C'est un projet pilote qui se concrétise à Quiberville-sur-Mer (Seine-Maritime) pour faire face à la montée du niveau de la mer et au recul du trait de côte. Il s'agit de permettre à la Saâne, fleuve côtier de 41 km qui aujourd'hui ne s'écoule plus que par une buse étroite dans la Manche, de prendre ses aises pour circuler plus librement. L'opération permettra par la même occasion à la mer de remonter aussi par ce passage lors des fortes marées.
Pour donner plus d'espace au cours d'eau, il a fallu au préalable déménager le camping, situé en zone inondable. Le projet entre désormais en phase opérationnelle avec le démarrage du chantier de reconnexion piloté par le Syndicat mixte des bassins versants de Saâne, Vienne et Scie. L'agence de l'eau Normandie finance les 5,4 M€ HT de travaux à hauteur de 90 % .

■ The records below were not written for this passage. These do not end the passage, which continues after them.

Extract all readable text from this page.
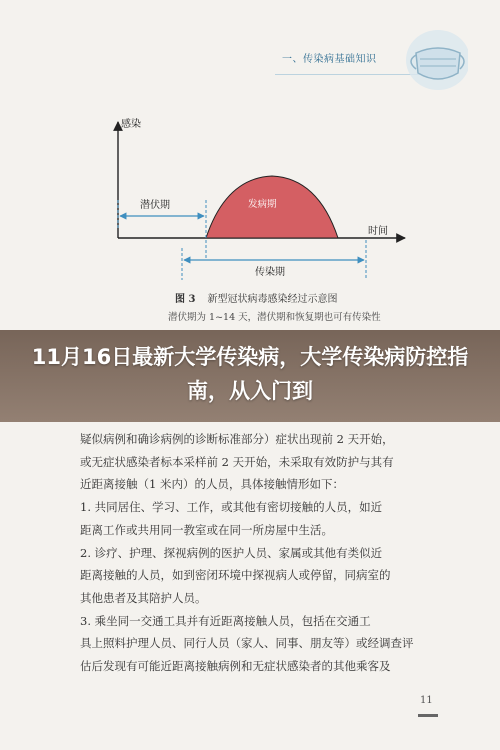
一、传染病基础知识
感染
时间
发病期
潜伏期
传染期
图 3 新型冠状病毒感染经过示意图
潜伏期为 1~14 天，潜伏期和恢复期也可有传染性
11月16日最新大学传染病，大学传染病防控指南，从入门到

疑似病例和确诊病例的诊断标准部分）症状出现前 2 天开始，

或无症状感染者标本采样前 2 天开始，未采取有效防护与其有

近距离接触（1 米内）的人员，具体接触情形如下：

1. 共同居住、学习、工作，或其他有密切接触的人员，如近

距离工作或共用同一教室或在同一所房屋中生活。

2. 诊疗、护理、探视病例的医护人员、家属或其他有类似近

距离接触的人员，如到密闭环境中探视病人或停留，同病室的

其他患者及其陪护人员。

3. 乘坐同一交通工具并有近距离接触人员，包括在交通工

具上照料护理人员、同行人员（家人、同事、朋友等）或经调查评

估后发现有可能近距离接触病例和无症状感染者的其他乘客及

11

Recréation de méandres. « Terrassement, génie civil, génie écologique, démolition et aménagement paysager : ce marché multimétier mobilise en tout cinq entités de l'entreprise de TP Charier. Ce travail en synergie a notamment été rendu possible par l'acquisition il y a un an et demi de Chognot, spécialisée en renaturation », précise Nicolas Smets, directeur travaux de Charier Grands terrassements, mandataire du groupement lauréat du marché. L'entreprise fait aussi appel à deux sous-traitants : Vauban GC pour le béton et Sturno pour les réseaux humides et secs.
Lancé officiellement en janvier dernier, le chantier va recréer des méandres sur 1,6 km de la Saâne, afin de favoriser notamment le développement de la faune et de la flore. « Environ 100 000 m³ de déblais seront générés. Tout sera réutilisé sur place, pour remblayer l'ancien lit ou réaliser des merlons de protection et des buttes paysagères. L'opération devrait s'achever d'ici dix-huit mois », annonce le directeur de travaux.
A une trentaine de mètres de la buse actuelle, Charier a déjà commencé à construire un pont routier qui permettra de traverser la Saâne. Le fleuve bénéficiera en effet d'un accès à la mer de 10 m de large, contre 1 m aujourd'hui. « La RD 75 est coupée depuis novembre afin de créer ce passage vers la Manche grâce à deux rideaux mixtes de pieux et palplanches. Nous devons avoir terminé l'ouvrage de connexion en sept mois pour que la route soit praticable en juin », détaille Nicolas Smets.
Préserver la biodiversité. Pour Charier, la spécificité de ce chantier réside dans son volet environnemental. « Un écologue fait partie du groupement et nous conseille sur les mesures, notamment préventives, à prendre. Nous collaborons aussi étroitement avec la police de l'eau et l'Office français de la biodiversité pour les mettre en œuvre ensemble, de façon pragmatique. Nous avons par exemple installé, en amont des travaux, des barrières pour batraciens ou des éléments pour éviter la nidification de limicoles », explique Nicolas Smets qui a déjà acquis de l'expérience sur ces sujets lors de sa participation au rescindement de l'Oise dans le cadre du canal Seine-Nord. C'est en revanche la première fois en vingt ans qu'il voit une maîtrise d'ouvrage préconiser de laisser la nature reprendre ses droits après les travaux plutôt que de replanter. « C'est une démarche très intéressante », se réjouit-il.